Our Firm



Data Engineer


Regulatory DataCorp | Information Technology

Job Summary

RDC is looking for a Data Engineer to be part of a team dedicated to building best-in-class machine learning solutions that protect the world’s financial systems. As part of the Architecture team, the Data Engineer will work on the management side of data to make it easy for other systems and people (e.g.,  Data Science, Development, and Product) to use the data to develop and enhance stable and scalable software solutions.

Essentials Duties and Responsibilities

·       Architect/Design, implement, monitor, and maintain big data pipelines and ETL/ELT pipelines

·       Gather data requirements, capture and maintain technical/operational/business metadata

·       Source data from different systems

·       Store data using the optimal technology (e.g. SQL, NoSQL, HDFS, S3) for the particular use

·       Prepare data for analysis by performing data wrangling/munging

·       Cleanse data

·       Convert data from one format to another

·       De-duplicate data

·       Discover opportunities for data acquisition and pick the right tools to collect and analyze such datasets in batch and/or real-time

·       Recommend and implement methods to improve data governance, security, reliability, efficiency and quality

·       Implement best practices around data modeling, data partitioning and data backfilling on new and existing data

·       Help the team ensure compliance with all regulatory requirements related to data privacy

·       Work closely with the Architecture, Data Scientist, and Tech-Ops teams to ensure efficient and effective delivery of data solutions

·       Interface with Software Engineers, Product Managers and Business Analysts to understand goals, data needs and implement data-driven features/products

Skills & Requirements


·       Bachelor’s degree in Computer Science or related field

·       At least 3 years of relevant data engineering experience building, testing and maintaining data a data architecture

·       Strong background in software engineering with 3+ years of experience in software development writing production code, in POSIX shell, bash (or similar), plus at least one other dynamic language (e.g., Perl, Ruby, Python). Java experience desirable but not required.
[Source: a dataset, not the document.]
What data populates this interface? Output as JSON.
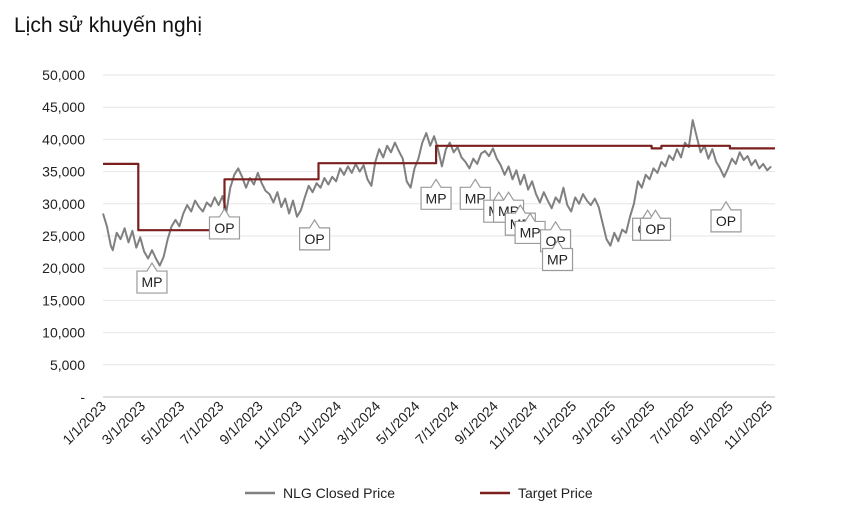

·       Knowledge of data encoding (ASCII, UTF-8, UTF-16, UCS-2, etc.)

·       2-3 years professional experience with:

o   Unix shell scripting and tool building

o   ETL/ELT tools and approaches

o   SQL (MSSQL, PostgreSQL) and NoSQL databases (MongoDB)

o   Various data serialization formats such as Apache Avro, Apache Parquet, json, csv, yaml, xml

o   Elasticsearch/Kibana or a similar distributed search and analytics engine

·       Desirable but not essential:

o   Amazon Web Services (EMR, S3, Glue, IAM, ECS)

o   Kafka, Spark Streaming or a similar real-time stream processing framework

o   Spark ecosystem (Dataframes, MLlib, SparkSQL) & Hadoop ecosystem (HDFS, Hive)

o   ActiveMQ, RabbitMQ or a similar messaging system

o   Databricks/AWS or a similar web-based platform for working with Spark and other Big Data tools

o   Apache Oozie, Apache Airflow, Luigi or a similar workflow management system

·       Demonstrated proficiency with:

o   Unix/Linux OS

o   Database Management Systems

o   Distributed Systems

o   Big Data concepts/tools

·       Curious, self-driven, analytical

·       Demonstrated ability to work with ambiguous requirements, adapt, and learn

·       Excellent verbal and written communication